C’est ce mot. On en fut fiers, comme s’il nous avait permis, lui, de traverser les guerres. Lui, un mot, résilience, et non l’absence de choix. Et non l’absurdité de la vie, sa grâce plus tenace que toutes mains de violence. La résistance de la vie. Résilience. Ce mot serait combat, dépassement; et non hasard de naissance dans une région de démence, de conflits. Résilience. Ce mot qui nous colle à l’âme, qu’on nous accroche au front, comme prix de consolation, de distinction.

Ce mot ne dit rien de la souffrance brute ni des larmes fières. Il ne parle pas de sang victime, de luttes ordinaires en des temps de désastre. Il ignore les cris enterrés, les sourires arrachés au drame.

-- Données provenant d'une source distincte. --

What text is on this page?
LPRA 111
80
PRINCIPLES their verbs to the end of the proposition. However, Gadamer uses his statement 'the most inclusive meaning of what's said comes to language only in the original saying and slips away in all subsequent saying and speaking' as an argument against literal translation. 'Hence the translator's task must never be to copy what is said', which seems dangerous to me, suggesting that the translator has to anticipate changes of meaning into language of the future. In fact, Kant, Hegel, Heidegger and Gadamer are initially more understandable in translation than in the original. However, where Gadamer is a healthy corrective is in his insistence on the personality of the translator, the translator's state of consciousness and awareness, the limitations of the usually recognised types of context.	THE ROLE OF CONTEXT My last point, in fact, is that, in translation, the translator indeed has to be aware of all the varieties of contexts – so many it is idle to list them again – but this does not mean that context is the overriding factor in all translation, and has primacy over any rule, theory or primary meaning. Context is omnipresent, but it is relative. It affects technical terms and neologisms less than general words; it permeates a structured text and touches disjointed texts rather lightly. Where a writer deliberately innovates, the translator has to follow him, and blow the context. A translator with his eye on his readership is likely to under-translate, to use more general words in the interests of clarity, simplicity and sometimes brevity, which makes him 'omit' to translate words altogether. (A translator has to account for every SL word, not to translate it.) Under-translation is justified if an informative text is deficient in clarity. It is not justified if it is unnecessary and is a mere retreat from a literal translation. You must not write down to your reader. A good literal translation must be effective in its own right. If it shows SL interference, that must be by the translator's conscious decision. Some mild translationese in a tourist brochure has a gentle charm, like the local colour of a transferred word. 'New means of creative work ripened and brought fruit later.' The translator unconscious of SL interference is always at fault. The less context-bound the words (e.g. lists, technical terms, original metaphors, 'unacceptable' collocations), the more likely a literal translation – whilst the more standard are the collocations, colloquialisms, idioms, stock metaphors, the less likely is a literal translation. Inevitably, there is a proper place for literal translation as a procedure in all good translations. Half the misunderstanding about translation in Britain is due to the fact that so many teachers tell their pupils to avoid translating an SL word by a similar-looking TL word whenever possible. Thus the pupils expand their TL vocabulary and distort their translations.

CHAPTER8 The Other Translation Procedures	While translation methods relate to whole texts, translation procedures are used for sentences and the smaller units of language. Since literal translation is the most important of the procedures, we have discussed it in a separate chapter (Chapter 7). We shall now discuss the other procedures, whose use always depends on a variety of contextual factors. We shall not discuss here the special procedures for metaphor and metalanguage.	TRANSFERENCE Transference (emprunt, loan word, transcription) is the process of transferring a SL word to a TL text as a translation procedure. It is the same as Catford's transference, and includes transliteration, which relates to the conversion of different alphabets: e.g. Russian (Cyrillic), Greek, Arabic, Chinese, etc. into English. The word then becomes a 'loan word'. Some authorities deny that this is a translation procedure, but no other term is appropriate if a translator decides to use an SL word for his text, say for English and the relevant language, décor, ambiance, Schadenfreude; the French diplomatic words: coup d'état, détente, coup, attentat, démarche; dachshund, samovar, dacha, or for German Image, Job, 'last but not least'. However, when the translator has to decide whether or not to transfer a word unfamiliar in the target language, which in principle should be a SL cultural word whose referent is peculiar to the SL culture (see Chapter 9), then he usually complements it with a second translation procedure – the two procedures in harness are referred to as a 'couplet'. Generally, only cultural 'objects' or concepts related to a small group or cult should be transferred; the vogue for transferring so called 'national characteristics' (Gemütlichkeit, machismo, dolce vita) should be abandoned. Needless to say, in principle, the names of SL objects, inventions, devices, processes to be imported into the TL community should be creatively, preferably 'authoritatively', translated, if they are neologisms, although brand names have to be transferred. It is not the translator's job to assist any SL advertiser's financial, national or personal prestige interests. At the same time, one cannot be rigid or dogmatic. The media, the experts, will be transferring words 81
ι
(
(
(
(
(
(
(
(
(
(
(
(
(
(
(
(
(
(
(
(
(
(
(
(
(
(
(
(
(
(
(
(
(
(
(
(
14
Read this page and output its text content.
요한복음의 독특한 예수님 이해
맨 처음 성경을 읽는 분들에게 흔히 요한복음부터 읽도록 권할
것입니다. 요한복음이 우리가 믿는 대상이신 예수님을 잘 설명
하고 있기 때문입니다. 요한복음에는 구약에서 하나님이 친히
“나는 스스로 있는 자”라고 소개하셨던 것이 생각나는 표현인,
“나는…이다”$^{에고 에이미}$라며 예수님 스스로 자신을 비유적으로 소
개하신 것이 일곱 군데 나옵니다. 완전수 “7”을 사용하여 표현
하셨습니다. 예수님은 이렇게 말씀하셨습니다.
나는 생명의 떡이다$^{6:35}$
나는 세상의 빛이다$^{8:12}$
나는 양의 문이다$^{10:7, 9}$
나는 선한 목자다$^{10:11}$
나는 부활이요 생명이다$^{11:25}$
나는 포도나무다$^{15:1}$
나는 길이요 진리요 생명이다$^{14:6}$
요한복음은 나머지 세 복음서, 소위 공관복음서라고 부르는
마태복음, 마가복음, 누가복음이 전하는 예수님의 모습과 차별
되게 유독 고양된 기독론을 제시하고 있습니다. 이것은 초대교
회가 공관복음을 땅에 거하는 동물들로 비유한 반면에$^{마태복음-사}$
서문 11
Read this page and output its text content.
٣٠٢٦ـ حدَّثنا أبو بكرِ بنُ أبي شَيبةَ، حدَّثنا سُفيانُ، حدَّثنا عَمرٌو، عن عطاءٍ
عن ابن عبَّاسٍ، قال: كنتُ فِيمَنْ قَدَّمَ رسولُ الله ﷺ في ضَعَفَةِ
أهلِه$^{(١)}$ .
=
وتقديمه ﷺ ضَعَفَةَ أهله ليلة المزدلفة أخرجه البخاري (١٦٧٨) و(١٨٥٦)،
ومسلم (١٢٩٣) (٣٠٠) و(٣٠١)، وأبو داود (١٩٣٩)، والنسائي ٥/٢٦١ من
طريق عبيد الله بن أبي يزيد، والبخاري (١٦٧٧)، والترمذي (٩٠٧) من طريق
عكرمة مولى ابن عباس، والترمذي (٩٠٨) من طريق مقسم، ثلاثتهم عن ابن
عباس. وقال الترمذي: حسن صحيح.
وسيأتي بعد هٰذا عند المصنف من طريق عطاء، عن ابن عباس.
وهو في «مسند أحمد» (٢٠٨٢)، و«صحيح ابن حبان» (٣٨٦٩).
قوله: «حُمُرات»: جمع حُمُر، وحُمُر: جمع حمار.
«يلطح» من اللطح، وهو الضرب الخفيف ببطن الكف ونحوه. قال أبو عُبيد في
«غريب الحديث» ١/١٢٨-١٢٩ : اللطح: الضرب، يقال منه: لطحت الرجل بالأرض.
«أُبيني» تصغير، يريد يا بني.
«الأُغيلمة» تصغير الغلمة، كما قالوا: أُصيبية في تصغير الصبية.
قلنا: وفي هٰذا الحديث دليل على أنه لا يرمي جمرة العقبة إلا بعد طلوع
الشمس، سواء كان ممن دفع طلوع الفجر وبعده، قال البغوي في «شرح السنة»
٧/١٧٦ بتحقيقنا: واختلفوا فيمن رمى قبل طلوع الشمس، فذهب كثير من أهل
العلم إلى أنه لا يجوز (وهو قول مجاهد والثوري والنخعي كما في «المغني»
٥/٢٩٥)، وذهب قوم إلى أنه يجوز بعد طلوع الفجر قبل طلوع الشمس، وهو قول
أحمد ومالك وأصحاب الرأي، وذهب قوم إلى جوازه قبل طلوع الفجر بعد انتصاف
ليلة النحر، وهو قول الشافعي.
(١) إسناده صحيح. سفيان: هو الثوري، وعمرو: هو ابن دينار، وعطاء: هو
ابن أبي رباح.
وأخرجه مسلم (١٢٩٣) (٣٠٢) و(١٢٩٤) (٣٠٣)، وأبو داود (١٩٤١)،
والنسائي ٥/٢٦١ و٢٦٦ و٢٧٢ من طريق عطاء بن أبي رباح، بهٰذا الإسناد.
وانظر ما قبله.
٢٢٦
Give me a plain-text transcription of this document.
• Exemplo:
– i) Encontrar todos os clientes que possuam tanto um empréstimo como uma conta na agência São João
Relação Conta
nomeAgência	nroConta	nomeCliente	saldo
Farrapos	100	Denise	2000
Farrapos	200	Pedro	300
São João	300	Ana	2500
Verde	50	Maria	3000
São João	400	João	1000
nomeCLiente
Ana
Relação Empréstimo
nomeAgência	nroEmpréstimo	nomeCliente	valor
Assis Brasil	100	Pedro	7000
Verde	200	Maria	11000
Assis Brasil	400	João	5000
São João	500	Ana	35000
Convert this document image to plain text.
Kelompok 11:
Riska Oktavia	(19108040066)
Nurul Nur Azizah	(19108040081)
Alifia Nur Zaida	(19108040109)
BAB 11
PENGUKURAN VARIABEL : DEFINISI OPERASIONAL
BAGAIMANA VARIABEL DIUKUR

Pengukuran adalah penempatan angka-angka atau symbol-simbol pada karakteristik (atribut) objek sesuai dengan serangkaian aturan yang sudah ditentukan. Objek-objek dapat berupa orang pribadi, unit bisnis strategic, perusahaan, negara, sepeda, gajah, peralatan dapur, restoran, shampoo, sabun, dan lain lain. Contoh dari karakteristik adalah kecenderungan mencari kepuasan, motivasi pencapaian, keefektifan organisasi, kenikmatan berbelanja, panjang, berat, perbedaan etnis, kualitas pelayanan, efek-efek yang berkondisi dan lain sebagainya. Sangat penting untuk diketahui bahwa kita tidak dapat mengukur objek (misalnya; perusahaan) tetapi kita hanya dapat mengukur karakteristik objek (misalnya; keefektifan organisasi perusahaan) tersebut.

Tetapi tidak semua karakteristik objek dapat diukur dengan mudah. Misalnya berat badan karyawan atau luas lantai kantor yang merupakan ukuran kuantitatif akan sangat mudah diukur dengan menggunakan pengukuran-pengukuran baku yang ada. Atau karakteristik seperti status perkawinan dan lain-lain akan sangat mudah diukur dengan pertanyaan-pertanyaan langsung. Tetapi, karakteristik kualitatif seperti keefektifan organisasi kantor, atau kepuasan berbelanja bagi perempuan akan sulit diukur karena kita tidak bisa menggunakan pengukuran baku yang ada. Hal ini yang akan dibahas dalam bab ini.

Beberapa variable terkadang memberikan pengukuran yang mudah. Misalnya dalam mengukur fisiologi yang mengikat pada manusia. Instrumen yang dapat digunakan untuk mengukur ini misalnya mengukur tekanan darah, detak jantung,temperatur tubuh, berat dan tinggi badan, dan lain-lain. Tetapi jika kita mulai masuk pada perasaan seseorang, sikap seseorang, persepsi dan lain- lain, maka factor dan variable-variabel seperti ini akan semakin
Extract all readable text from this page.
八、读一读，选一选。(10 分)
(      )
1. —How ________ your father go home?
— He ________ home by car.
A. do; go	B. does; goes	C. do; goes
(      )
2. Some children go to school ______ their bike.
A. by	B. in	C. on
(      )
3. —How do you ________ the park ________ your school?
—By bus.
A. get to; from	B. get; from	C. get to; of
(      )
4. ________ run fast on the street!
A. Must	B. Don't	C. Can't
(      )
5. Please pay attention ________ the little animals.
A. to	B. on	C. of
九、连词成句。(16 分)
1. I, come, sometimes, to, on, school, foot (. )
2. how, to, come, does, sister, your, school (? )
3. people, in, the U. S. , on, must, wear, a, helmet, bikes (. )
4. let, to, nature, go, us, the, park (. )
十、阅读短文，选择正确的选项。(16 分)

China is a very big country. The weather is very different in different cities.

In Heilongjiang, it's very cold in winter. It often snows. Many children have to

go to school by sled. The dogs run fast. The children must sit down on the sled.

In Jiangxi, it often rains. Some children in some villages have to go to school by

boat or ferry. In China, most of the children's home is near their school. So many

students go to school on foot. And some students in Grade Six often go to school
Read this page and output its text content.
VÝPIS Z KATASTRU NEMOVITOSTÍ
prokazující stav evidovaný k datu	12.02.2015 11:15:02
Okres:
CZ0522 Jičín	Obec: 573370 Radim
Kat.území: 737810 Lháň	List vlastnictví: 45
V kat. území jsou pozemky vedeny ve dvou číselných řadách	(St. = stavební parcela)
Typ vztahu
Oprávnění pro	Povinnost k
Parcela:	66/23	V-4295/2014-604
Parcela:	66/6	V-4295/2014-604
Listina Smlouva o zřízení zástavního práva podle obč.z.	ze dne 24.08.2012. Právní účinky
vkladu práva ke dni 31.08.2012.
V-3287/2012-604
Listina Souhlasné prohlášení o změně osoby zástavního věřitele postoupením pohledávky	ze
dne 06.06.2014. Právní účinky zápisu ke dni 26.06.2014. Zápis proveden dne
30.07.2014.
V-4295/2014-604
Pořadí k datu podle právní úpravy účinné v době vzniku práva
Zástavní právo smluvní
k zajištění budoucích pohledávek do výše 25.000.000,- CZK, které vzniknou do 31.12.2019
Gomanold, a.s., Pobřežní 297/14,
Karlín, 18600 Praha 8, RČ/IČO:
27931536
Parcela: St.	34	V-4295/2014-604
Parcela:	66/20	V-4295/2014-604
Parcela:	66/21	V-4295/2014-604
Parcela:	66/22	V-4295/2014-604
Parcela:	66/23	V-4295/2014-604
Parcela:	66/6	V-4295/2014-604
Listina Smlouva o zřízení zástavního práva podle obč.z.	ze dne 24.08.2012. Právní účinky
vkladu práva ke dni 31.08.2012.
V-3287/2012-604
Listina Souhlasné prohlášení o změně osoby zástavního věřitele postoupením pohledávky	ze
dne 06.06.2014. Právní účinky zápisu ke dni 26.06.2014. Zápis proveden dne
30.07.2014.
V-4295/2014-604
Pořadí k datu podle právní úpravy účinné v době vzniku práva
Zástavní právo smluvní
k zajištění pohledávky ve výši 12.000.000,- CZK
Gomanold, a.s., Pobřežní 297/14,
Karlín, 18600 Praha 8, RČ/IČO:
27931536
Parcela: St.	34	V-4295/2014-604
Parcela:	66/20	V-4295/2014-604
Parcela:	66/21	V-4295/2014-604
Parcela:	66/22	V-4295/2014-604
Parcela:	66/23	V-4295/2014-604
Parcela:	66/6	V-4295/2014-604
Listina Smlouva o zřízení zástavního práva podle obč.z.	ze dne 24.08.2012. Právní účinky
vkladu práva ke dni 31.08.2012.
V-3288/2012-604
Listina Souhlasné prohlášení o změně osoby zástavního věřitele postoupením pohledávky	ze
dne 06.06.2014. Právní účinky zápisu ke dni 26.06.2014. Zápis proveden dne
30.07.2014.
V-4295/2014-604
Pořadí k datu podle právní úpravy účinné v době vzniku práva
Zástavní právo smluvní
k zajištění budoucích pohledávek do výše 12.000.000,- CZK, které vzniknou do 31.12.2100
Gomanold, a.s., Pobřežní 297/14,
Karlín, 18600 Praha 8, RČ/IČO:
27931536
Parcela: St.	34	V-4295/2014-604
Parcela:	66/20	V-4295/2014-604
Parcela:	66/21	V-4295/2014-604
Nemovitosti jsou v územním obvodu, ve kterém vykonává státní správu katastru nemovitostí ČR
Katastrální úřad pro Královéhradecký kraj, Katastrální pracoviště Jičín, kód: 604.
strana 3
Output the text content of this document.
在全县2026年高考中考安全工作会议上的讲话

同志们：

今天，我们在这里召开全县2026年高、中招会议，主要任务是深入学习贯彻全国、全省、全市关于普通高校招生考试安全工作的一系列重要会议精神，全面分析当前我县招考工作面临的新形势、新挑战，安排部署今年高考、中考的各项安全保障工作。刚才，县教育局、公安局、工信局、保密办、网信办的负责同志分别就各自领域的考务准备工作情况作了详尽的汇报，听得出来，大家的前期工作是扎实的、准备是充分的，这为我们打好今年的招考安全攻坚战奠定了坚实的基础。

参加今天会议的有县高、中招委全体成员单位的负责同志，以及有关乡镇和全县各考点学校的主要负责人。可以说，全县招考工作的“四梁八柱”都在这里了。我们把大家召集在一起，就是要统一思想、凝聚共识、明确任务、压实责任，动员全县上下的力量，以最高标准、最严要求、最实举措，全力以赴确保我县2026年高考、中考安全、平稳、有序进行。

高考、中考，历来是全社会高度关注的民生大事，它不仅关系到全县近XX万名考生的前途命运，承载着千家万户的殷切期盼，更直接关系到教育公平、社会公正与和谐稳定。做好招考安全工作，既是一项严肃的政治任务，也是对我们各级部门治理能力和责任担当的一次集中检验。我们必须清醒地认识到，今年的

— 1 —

Il ne s’attarde pas sur nos récits, nos existences retenues aux limites de l’oubli immédiat. Paroles assourdies comme murmures pour soi.

Résilience. Je n’ai jamais aimé ce mot qui me déroutait d’orgueil. Injonction massive, étouffant toutes autres valeurs. Se relever, debout étourdis. Se dépasser sans espace pour le vacillement. Persévérer, s’acharner. Sans possible pardon car comment pardonner emmurés de dénis? Résilience. Je n’aime pas ce mot trop scientifique, trop détaché. Abstrait comme concept de laboratoire, mais la vie?

Ce mot glisse sur nos peaux. Il nous est servi comme pour clore de suite toute révolte active. Résilients, on s’empêche pour épargner le monde de nos colères sauvages, souffle agrippé à la survie. Cruelle résignation de nos corps de rage. Ce mot ne s’intéresse pas à la désolation, à l’étrange familiarité de la mort. À peine s’autorise-t-on à souffrir. Résilience serait cette interdiction-là. Tu seras fort mon enfant, tu ne vivras pas ta douleur, tu la dépasseras aussitôt perçue. Toute puissance de la résilience. Comme une tape dans le dos, entre encouragement et douce violence.

Mais surtout, ce mot ne parle pas de nos gaités généreuses, ces gestes de partages immédiats. De l’agilité, la débrouillardise joyeuse. Comment pourrait-il dire l’indicible des liens, de la solidarité singulière? Notre irrationnelle audace à croire toujours aux horizons, comme corps pris d’ivresse vitale. Ne déteste rien, c’est peut-être pour ton bien. Sagesse de nos mères. J’ai été élevée – hissée aussi – avec cette conviction, débusquer les débris de lumière dans toute boue. Enchanter le quotidien. Plutôt que résiliente, je m’accroche à cette ténacité-là. Aux doigts fourrageant le réel, pour ce "peut-être" du "bien".